Put On Your Studying Spectacles

NOMA partners with Black Spectacles to ease licensure process for minority architects

(Courtesy NOMA)

The National Organization of Minority Architects (NOMA), celebrating its 50th anniversary in 2021, is partnering with test prep provider Black Spectacles (now also a job platform) to offer highly discounted online educational resources to all of its paying members. Beginning on February 1, NOMA members will have access to a number of innovative study materials at a reduced price, designed to help architects pass all six divisions of NCARB’s Architecture Registration Examination (ARE).

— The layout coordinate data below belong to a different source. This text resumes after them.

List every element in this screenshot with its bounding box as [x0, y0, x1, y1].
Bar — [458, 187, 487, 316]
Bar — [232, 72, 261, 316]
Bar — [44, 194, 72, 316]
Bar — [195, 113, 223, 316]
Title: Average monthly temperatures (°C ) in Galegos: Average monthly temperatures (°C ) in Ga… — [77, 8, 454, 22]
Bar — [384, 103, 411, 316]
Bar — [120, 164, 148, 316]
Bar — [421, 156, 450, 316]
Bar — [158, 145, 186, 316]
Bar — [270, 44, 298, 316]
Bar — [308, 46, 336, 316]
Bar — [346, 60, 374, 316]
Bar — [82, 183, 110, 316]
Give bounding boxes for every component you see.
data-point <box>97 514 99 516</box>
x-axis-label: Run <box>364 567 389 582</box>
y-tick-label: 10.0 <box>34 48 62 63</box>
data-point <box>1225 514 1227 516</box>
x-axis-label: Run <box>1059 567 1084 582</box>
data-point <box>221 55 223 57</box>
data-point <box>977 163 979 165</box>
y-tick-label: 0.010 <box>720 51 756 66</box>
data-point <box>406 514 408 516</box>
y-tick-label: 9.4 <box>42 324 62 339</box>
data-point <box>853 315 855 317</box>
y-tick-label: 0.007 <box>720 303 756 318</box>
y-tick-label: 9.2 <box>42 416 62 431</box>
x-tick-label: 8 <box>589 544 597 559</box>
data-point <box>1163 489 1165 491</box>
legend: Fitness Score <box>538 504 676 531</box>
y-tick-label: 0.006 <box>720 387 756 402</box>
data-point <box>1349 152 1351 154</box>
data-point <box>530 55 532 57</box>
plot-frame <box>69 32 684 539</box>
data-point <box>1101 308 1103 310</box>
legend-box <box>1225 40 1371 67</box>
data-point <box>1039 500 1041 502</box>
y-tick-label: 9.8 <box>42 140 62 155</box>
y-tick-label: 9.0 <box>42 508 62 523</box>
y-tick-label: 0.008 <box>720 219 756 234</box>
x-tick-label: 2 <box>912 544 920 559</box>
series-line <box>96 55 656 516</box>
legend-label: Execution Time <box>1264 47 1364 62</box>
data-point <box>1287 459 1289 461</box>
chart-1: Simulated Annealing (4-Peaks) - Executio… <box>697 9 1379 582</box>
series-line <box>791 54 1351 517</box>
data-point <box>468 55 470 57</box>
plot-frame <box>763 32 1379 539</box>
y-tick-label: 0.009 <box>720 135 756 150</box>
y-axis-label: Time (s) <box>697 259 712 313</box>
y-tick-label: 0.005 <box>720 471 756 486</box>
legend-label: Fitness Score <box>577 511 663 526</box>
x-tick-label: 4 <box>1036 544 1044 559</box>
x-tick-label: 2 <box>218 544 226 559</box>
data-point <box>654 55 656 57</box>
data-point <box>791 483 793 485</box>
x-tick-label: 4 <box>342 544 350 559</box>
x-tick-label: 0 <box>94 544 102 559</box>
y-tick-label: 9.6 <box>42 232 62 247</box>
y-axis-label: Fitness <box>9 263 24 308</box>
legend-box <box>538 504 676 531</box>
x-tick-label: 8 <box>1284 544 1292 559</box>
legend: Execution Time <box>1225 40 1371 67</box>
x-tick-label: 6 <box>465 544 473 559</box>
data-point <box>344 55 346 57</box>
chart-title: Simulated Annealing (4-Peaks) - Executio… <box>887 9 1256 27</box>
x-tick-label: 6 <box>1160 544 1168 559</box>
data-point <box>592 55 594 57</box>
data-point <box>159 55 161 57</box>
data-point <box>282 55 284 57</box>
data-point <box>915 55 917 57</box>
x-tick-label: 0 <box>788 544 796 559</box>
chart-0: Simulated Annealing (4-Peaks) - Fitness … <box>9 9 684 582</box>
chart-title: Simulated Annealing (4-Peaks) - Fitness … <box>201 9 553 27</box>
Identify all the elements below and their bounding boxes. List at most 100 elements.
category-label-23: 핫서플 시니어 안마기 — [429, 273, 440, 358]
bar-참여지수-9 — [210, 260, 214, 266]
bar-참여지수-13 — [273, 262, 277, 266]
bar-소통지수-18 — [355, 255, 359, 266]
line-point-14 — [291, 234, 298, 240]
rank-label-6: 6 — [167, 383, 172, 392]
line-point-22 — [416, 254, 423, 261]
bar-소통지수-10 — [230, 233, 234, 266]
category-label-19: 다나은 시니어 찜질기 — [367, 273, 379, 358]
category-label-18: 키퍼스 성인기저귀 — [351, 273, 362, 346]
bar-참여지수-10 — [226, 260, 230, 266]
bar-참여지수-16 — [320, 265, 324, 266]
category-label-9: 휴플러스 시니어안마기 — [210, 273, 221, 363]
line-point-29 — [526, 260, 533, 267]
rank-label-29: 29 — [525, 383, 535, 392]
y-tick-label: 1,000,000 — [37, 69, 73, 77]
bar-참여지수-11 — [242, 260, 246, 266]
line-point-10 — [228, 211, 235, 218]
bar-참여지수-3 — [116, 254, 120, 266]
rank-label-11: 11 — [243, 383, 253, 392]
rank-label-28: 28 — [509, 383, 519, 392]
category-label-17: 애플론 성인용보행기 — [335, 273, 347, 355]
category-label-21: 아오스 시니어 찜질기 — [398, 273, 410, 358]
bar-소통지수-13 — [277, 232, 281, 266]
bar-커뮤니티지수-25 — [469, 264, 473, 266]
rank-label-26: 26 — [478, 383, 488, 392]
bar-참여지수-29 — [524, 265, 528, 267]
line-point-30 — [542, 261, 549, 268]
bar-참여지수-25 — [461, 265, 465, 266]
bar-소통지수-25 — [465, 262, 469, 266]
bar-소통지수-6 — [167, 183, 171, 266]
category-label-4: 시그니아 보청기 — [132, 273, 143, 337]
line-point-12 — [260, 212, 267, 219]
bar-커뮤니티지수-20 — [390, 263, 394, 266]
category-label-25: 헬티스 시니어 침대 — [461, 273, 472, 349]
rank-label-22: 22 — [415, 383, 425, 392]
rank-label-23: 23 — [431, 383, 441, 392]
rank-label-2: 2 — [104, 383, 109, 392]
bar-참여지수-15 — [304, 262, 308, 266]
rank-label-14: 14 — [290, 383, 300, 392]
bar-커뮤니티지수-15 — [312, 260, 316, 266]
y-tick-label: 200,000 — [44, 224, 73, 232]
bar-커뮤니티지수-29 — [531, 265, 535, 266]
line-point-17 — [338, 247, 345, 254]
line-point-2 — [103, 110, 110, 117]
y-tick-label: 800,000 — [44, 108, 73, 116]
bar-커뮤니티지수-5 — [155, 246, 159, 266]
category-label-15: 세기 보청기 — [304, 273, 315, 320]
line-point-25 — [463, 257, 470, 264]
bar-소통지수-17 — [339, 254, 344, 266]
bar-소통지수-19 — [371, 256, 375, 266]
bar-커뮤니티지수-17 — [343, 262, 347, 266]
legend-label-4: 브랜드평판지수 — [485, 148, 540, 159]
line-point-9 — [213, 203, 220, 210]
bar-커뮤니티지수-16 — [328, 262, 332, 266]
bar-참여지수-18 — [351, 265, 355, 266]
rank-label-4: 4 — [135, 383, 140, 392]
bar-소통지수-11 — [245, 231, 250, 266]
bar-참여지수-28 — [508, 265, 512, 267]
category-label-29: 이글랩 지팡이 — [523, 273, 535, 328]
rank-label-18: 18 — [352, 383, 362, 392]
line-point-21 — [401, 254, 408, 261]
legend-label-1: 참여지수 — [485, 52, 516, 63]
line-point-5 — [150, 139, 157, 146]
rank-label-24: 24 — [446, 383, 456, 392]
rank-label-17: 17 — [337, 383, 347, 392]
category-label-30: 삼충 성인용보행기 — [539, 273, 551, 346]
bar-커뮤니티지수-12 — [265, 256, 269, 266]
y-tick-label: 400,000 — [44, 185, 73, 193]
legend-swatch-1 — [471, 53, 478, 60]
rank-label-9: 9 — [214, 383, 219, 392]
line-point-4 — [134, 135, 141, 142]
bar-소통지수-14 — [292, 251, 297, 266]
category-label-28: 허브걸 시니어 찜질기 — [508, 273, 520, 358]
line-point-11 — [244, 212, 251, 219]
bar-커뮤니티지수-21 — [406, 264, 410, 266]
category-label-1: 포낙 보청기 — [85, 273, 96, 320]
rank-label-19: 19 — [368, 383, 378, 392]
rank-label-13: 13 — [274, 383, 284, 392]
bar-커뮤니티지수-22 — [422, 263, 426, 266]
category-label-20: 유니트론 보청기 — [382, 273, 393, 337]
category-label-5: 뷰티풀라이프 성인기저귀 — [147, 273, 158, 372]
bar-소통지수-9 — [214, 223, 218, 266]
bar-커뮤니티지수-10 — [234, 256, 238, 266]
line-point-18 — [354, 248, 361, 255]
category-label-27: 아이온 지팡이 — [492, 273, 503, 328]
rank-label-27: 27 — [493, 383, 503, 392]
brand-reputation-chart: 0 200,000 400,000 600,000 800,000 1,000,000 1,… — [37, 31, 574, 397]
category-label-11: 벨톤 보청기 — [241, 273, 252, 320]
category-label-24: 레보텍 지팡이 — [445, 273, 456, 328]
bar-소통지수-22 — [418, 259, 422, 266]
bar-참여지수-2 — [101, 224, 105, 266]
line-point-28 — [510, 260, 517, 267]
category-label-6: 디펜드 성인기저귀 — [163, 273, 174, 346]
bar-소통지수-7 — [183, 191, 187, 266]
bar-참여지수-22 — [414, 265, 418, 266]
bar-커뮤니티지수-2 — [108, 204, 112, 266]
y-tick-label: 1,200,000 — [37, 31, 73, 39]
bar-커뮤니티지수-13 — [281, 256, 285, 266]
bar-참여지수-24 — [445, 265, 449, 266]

The NOMA-Black Spectacles collaboration comes as the architecture profession faces intense scrutiny over its striking lack of racial diversityan enduring condition that lays bare a host of underlying equity issues in the licensing process. As AN has previously reported, NCARB’s own data suggests that around 81 percent of those who completed the ARE in 2019 were white. 

While diversity in the early stages of professional development has improved steadily in recent years, architects reaching the more advanced levels of professional licensure are still overwhelmingly white. About 89 percent of architects who hold NCARB Certificates, which allow them to apply for reciprocal licensure in all 55 combined U.S. states and territories, identify as white.

Through their partnership, NOMA and Black Spectacles aim to remove some of the barriers that prevent architects of color, and particularly Black architects, from completing the registration process. As of 2018, non-white designers were 25 percent more likely to halt the licensure process than white candidates, and many fault NCARB’s expensive and time-consuming examination procedures for such discrepancies.

In addition to the test preparation materials provided by Black Spectacles, former NOMA president Kimberly Dowdell hopes that the organization’s vast professional networks will provide support to young designers pursuing licensure: “We encourage our licensure candidates to form study groups and help one another while tapping into the resources that NOMA has to offer, both formally and informally, via mentorship.”

For Black Spectacles founder Marc Teer, FAIA, the partnership marks one step in a long-standing effort to “democratize the learning process” while “fostering an inclusive future” for the architecture industry. If the resource push is successful, NOMA and Black Spectacles may help the American Institute of Architects (AIA) achieve its goal of doubling the number of registered Black architects by 2030.